Mama was never idle. After supper, when we retired to the living room to watch TV, she would have sewing in her lap. She made beautiful clothes for my sister Myron and sewed all my badges onto my Scout uniforms, and the badges of my friends whose mothers didn't sew -- or wouldn't take the time.
Our house was always the place we kids congregated. One of the big reasons is because Mama was always so giving and kind and happy to have people over. Our home was a happy home and my friends were always accepted unconditionally. There's much to be said about unconditional love.
My mother didn't see much of the world, but in 1964 she went to the New York World's Fair with the Porterdale Women's Club and talked about riding "It's a Small World" for the rest of her life. The first time I went to Walt Disney World I bought her a little music box that was decorated with the characters from that ride and played the haunting theme song when you opened the top. It is stained with the smoke of a million of the cigarettes that killed my mother, but still sits in a place of honor on a shelf in my home.
I still have many of the quilts she made, and we sit down and eat our meals each night from the same round pedestal table that she kept laden with delectable dishes.

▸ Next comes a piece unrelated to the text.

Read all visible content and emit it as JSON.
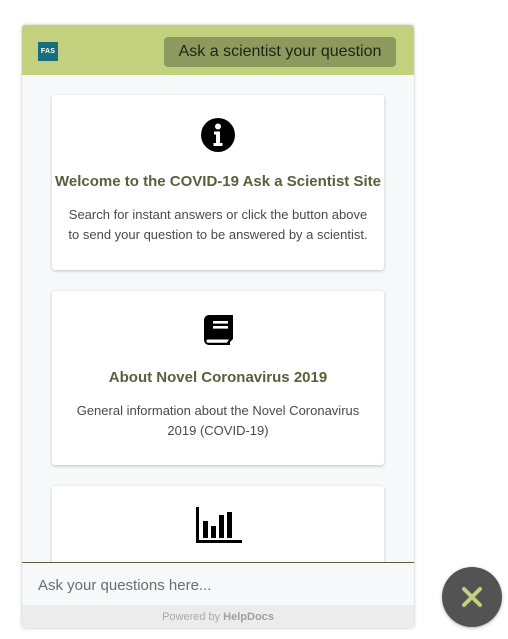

I have been able to keep a quilt for each of my children. I hope they have the good sense to appreciate the love that went into each stitch. Mostly, however, I have the memories she left behind.
My mother would not have been a very good TV mom. She was no June Cleaver, that's for sure. She only dressed up for church on Sunday and I don't recall her ever baking cookies. But she gave everything she had to her husband and her children and she did without all my life so that I could have.
I don't know if souls in heaven are aware of what happens here on Earth. If they do, I hope my mama is proud of me -- and I hope she knows how much I loved her and how I cherish her memory.
In the immortal words of the legendary Bear Bryant, "Have you called your mama today? I wish I could call mine."